UW's SSU Celebrates Birthday of Evolution Champ
Note to time and date: The festivities will commence at 4 p.m. on Feb. 12. in Gowen Hall room 301 on the campus of the University of Washington. At 6 p.m. the Darwin Fish Fry will be at McMahon 8 (in McMahon hall) - a special Darwin-Day menu, including Darwin Fish, and potentially including primordial stew, Darwin's Finches (chicken), among other fun dishes.
Seattle, WA: This Feb. 12 is the 199th anniversary of Charles Darwin's birth.
We will be celebrating by holding a free screening of youtube's "Made Easy" series, a collection of easy to understand videos explaining the origin of the universe, species and man, provided generously by PotHoler54. There will be a follow-up Q&A regarding Darwin, Evolution, and the Secular Student Alliance. Northwest Fish & Chips will also be generously hosting the follow-up Darwin Fish Fry.

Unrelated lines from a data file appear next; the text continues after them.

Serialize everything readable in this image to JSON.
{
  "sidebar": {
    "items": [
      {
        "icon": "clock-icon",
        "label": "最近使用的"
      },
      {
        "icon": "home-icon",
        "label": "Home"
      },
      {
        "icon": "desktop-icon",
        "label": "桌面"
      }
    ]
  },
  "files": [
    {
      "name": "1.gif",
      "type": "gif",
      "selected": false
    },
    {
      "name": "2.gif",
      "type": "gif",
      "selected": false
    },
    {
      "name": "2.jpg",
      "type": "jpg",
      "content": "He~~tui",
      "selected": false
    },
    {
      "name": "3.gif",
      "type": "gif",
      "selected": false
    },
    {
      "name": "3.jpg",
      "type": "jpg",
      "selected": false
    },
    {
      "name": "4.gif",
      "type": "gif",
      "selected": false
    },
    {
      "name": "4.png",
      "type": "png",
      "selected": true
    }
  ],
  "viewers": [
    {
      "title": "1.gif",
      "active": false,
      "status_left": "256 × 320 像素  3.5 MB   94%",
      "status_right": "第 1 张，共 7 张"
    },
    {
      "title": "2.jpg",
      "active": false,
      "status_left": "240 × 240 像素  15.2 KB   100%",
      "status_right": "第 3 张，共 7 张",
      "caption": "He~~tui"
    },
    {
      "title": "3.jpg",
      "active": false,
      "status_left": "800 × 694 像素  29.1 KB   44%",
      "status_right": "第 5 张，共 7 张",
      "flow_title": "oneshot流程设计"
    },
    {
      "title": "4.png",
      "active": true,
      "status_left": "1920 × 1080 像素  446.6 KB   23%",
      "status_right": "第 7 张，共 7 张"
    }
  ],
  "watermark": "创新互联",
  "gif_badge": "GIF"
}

"There is a load of misinformation regarding Mr. Darwin and his dangerous idea. Today, we celebrate and honor the man without the myth by studying the facts of his theory and its implications," Secular Student Union officer Michael Amini said.
Hundreds of groups across the United States and the globe will celebrate the date as "Darwin Day" in honor of the discoveries and life of the man who famously described biological evolution via natural selection.
"Darwin Day promotes understanding of evolution and the scientific method," said Matt Cherry, executive director of the Institute for Humanist Studies which runs The Darwin Day Celebration. "This celebration expresses gratitude for the enormous benefit that scientific knowledge has contributed to the advancement of humanity."
Next year will mark both the 200th anniversary of Darwin's birth and the 150th anniversary of the 1859 publication of Darwin's "The Origin of Species", which presented the scientific theory that populations evolve over generations through natural selection.
The theory of evolution was controversial in Darwin's time and remains controversial in the United States today.
Recent Gallup polls show that 43 percent of Americans reject the theory of evolution and instead believe that "God created human beings pretty much in their present form at one time within the last 10,000 years or so." And at least four 2008 presidential candidates have said they do not believe the theory of evolution.
"We may not be able to get everyone to accept the reality of evolution, but we just may be able to help people realize what exactly it is they are rejecting. It would be an outstanding success to move the question of the origin of species out of the taboo and into public discourse," Amini said.
The Darwin Day Celebration started with one event in 1995. Last year there were more than 850 Darwin Day events world-wide. Darwin Day festivities can include debates, lectures, essay contests, film festivals, museum exhibits, art shows and even an "Evolution Banquet" with "Primordial Soup" followed by a "Darwin Fish Fry."